In 2008 the total number of full-time equivalent jobs was 52. The number of jobs in the primary sector was 21, all of which were in agriculture. The number of jobs in the secondary sector was 24 of which 3 or (12.5%) were in manufacturing and 21 (87.5%) were in construction. The number of jobs in the tertiary sector was 7. In the tertiary sector; 1 was in the sale or repair of motor vehicles, 3 or 42.9% were in a hotel or restaurant, 1 was a technical professional or scientist, 2 or 28.6% were in education.

In 2000, there were 11 workers who commuted into the municipality and 64 workers who commuted away. The municipality is a net exporter of workers, with about 5.8 workers leaving the municipality for every one entering. Of the working population, 5.7% used public transportation to get to work, and 54.7% used a private car.

==Religion==
From the 2000 census, 32 or 14.3% were Roman Catholic, while 142 or 63.4% belonged to the Swiss Reformed Church. Of the rest of the population, there was 1 member of an Orthodox church, and there were 6 individuals (or about 2.68% of the population) who belonged to another Christian church. There were 2 individuals (or about 0.89% of the population) who were Jewish, and 32 (or about 14.29% of the population) belonged to no church, are agnostic or atheist, and 12 individuals (or about 5.36% of the population) did not answer the question.

==Education==
In Agiez about 88 or (39.3%) of the population have completed non-mandatory upper secondary education, and 23 or (10.3%) have completed additional higher education (either university or a Fachhochschule). Of the 23 who completed tertiary schooling, 65.2% were Swiss men, 30.4% were Swiss women.

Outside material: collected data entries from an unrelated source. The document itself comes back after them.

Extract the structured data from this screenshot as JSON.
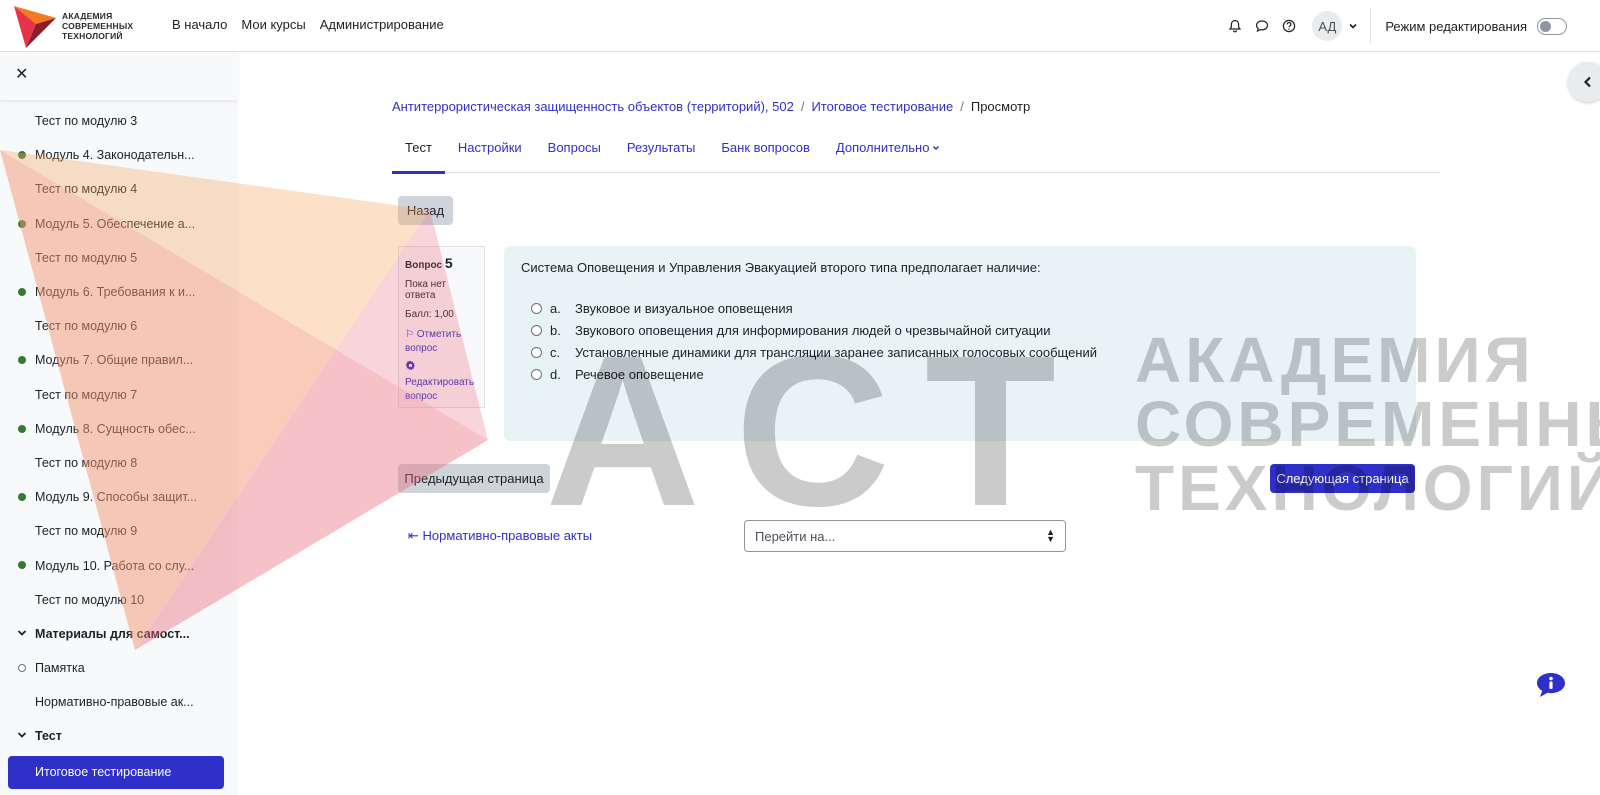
{
  "brand": {
    "line1": "АКАДЕМИЯ",
    "line2": "СОВРЕМЕННЫХ",
    "line3": "ТЕХНОЛОГИЙ"
  },
  "nav": {
    "home": "В начало",
    "my_courses": "Мои курсы",
    "admin": "Администрирование",
    "avatar_initials": "АД",
    "edit_mode_label": "Режим редактирования",
    "edit_mode_on": false
  },
  "sidebar": {
    "items": [
      {
        "label": "Тест по модулю 3",
        "marker": "none"
      },
      {
        "label": "Модуль 4. Законодательн...",
        "marker": "filled"
      },
      {
        "label": "Тест по модулю 4",
        "marker": "none"
      },
      {
        "label": "Модуль 5. Обеспечение а...",
        "marker": "filled"
      },
      {
        "label": "Тест по модулю 5",
        "marker": "none"
      },
      {
        "label": "Модуль 6. Требования к и...",
        "marker": "filled"
      },
      {
        "label": "Тест по модулю 6",
        "marker": "none"
      },
      {
        "label": "Модуль 7. Общие правил...",
        "marker": "filled"
      },
      {
        "label": "Тест по модулю 7",
        "marker": "none"
      },
      {
        "label": "Модуль 8. Сущность обес...",
        "marker": "filled"
      },
      {
        "label": "Тест по модулю 8",
        "marker": "none"
      },
      {
        "label": "Модуль 9. Способы защит...",
        "marker": "filled"
      },
      {
        "label": "Тест по модулю 9",
        "marker": "none"
      },
      {
        "label": "Модуль 10. Работа со слу...",
        "marker": "filled"
      },
      {
        "label": "Тест по модулю 10",
        "marker": "none"
      },
      {
        "label": "Материалы для самост...",
        "marker": "section"
      },
      {
        "label": "Памятка",
        "marker": "empty"
      },
      {
        "label": "Нормативно-правовые ак...",
        "marker": "none"
      },
      {
        "label": "Тест",
        "marker": "section"
      },
      {
        "label": "Итоговое тестирование",
        "marker": "active"
      }
    ]
  },
  "breadcrumb": {
    "course": "Антитеррористическая защищенность объектов (территорий), 502",
    "quiz": "Итоговое тестирование",
    "current": "Просмотр"
  },
  "tabs": {
    "test": "Тест",
    "settings": "Настройки",
    "questions": "Вопросы",
    "results": "Результаты",
    "bank": "Банк вопросов",
    "more": "Дополнительно"
  },
  "buttons": {
    "back": "Назад",
    "prev": "Предыдущая страница",
    "next": "Следующая страница"
  },
  "question_info": {
    "label": "Вопрос",
    "number": "5",
    "state": "Пока нет ответа",
    "grade": "Балл: 1,00",
    "flag": "Отметить вопрос",
    "edit": "Редактировать вопрос"
  },
  "question": {
    "text": "Система Оповещения и Управления Эвакуацией второго типа предполагает наличие:",
    "answers": [
      {
        "letter": "a.",
        "text": "Звуковое и визуальное оповещения"
      },
      {
        "letter": "b.",
        "text": "Звукового оповещения для информирования людей о чрезвычайной ситуации"
      },
      {
        "letter": "c.",
        "text": "Установленные динамики для трансляции заранее записанных голосовых сообщений"
      },
      {
        "letter": "d.",
        "text": "Речевое оповещение"
      }
    ]
  },
  "footer": {
    "prev_activity": "Нормативно-правовые акты",
    "jump_placeholder": "Перейти на..."
  },
  "watermark": {
    "big": "АСТ",
    "line1": "АКАДЕМИЯ",
    "line2": "СОВРЕМЕННЫХ",
    "line3": "ТЕХНОЛОГИЙ"
  },
  "colors": {
    "primary": "#2f2fc9",
    "complete_dot": "#357a32",
    "question_bg": "#e7f3f5"
  }
}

In the 2009/2010 school year there were a total of 36 students in the Agiez school district. In the Vaud cantonal school system, two years of non-obligatory pre-school are provided by the political districts. During the school year, the political district provided pre-school care for a total of 578 children of which 359 children (62.1%) received subsidized pre-school care. The canton's primary school program requires students to attend for four years. There were 22 students in the municipal primary school program. The obligatory lower secondary school program lasts for six years and there were 14 students in those schools.

As of 2000, there were 15 students in Agiez who came from another municipality, while 34 residents attended schools outside the municipality.